Huntsman’s Savile Row headquarters temporarily transformed into a gallery space Thursday night, when the house hosted an exhibition of portrait artist (and Huntsman customer) Alexander Talbot Rice’s work. The artist, who served in the British Territorial Army before pursuing art, counts Queen Elizabeth II, Pope Benedict, the Duke of Edinburgh, and the late Lady Thatcher among his subjects. At Huntsman, he showcased his latest series called “Dreams Become Reality, The Mariinsky Collection,” a collection of portraits of the dancers whom Talbot Rice studied during his residency with the famed St. Petersburg ballet company earlier this year. Alongside those, the artist hung some of his most notable portraits.
Some of the most striking images on display during the evening were Talbot Rice’s portraits of Xander Parish, a British ballet dancer and a soloist in the Mariinsky Ballet – the first Brit to ever dance with the company. Similarly, Talbot Rice is the first British artist to be invited to paint the Mariinsky’s dancers. Parish, who was in attendance at the private view, reminisced with Talbot Rice about sitting – or dancing, as was the case – for one mesmerizing portrait of him and Victoria Tereshkina, dancing a duet in “Swan Lake,” in which their figures appear to radiate out from the inky background.
In honour of Talbot Rice’s affinity for Russia– the artist had also studied at St.
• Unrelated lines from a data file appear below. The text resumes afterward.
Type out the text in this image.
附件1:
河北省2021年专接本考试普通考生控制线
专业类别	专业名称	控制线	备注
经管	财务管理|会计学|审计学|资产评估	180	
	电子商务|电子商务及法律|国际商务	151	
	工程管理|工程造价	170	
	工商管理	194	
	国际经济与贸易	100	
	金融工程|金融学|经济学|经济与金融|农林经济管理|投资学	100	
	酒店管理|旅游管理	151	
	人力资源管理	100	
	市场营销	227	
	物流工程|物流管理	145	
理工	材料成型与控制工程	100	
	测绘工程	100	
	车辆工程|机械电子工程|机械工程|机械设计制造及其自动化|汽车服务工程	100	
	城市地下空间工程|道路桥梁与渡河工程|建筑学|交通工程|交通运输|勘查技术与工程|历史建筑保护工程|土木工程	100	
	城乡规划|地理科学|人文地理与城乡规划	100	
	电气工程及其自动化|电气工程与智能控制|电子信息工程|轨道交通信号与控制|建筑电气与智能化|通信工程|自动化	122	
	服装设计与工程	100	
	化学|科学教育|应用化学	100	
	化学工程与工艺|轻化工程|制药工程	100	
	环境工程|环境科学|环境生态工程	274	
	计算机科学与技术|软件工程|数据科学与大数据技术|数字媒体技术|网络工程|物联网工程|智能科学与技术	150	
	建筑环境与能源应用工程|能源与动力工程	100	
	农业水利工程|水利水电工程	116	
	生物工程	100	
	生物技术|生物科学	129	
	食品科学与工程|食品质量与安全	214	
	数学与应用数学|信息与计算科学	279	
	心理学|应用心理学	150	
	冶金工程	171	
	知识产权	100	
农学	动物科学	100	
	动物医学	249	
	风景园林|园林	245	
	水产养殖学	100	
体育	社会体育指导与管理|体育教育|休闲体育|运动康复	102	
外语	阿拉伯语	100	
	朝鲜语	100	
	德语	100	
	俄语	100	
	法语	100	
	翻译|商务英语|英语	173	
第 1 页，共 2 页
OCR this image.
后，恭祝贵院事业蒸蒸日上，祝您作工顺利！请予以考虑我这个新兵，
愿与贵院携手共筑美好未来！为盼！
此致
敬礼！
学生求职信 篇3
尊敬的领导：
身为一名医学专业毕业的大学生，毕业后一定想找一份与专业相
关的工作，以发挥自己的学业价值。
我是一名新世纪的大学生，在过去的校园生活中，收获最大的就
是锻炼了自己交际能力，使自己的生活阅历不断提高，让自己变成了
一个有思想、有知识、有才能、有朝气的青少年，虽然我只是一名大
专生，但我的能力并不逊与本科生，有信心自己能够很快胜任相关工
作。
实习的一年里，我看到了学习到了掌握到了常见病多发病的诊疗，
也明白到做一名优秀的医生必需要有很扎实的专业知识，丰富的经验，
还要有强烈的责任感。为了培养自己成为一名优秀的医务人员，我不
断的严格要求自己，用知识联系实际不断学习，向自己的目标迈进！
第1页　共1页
Petersburg’s Repin Academy, where he is an honorary professor - His Excellency Alexander Yakovenko, the Russian ambassador to London, turned out for the private view at Huntsman. So too did Cardinal Vincent Nichols, the Archbishop of Westminster – another of Rice’s subjects – along with Lord Harry Dalmeny, the chairman of Sotheby’s UK and Sir Michael Oliver, a former mayor of London, Prince Albert Esiri of Nigeria, and adventuring twins Hugo and Ross Turner.
As the crowd took in the paintings, Fred Campbell of Cock & Tail mixed Mint Juleps and vodka tonics infused with lemongrass and thyme for the guests, as they grazed on saffron arancini, gazpacho shots, and salmon tartare.
And alongside gracing Huntsman’s walls, one of Talbot Rice’s paintings will also be rendered as a silk lining inside a Huntsman jacket. Huntsman has donated one of its bespoke jackets to an auction at an October ball to benefit The Hub Hong Kong, a charity for disadvantaged children, at which Rice and some of the Mariinsky dancers will be special guests. To mark that partnership, the Huntsman jacket will be lined with a print of the painting, creating a one-off, work of art.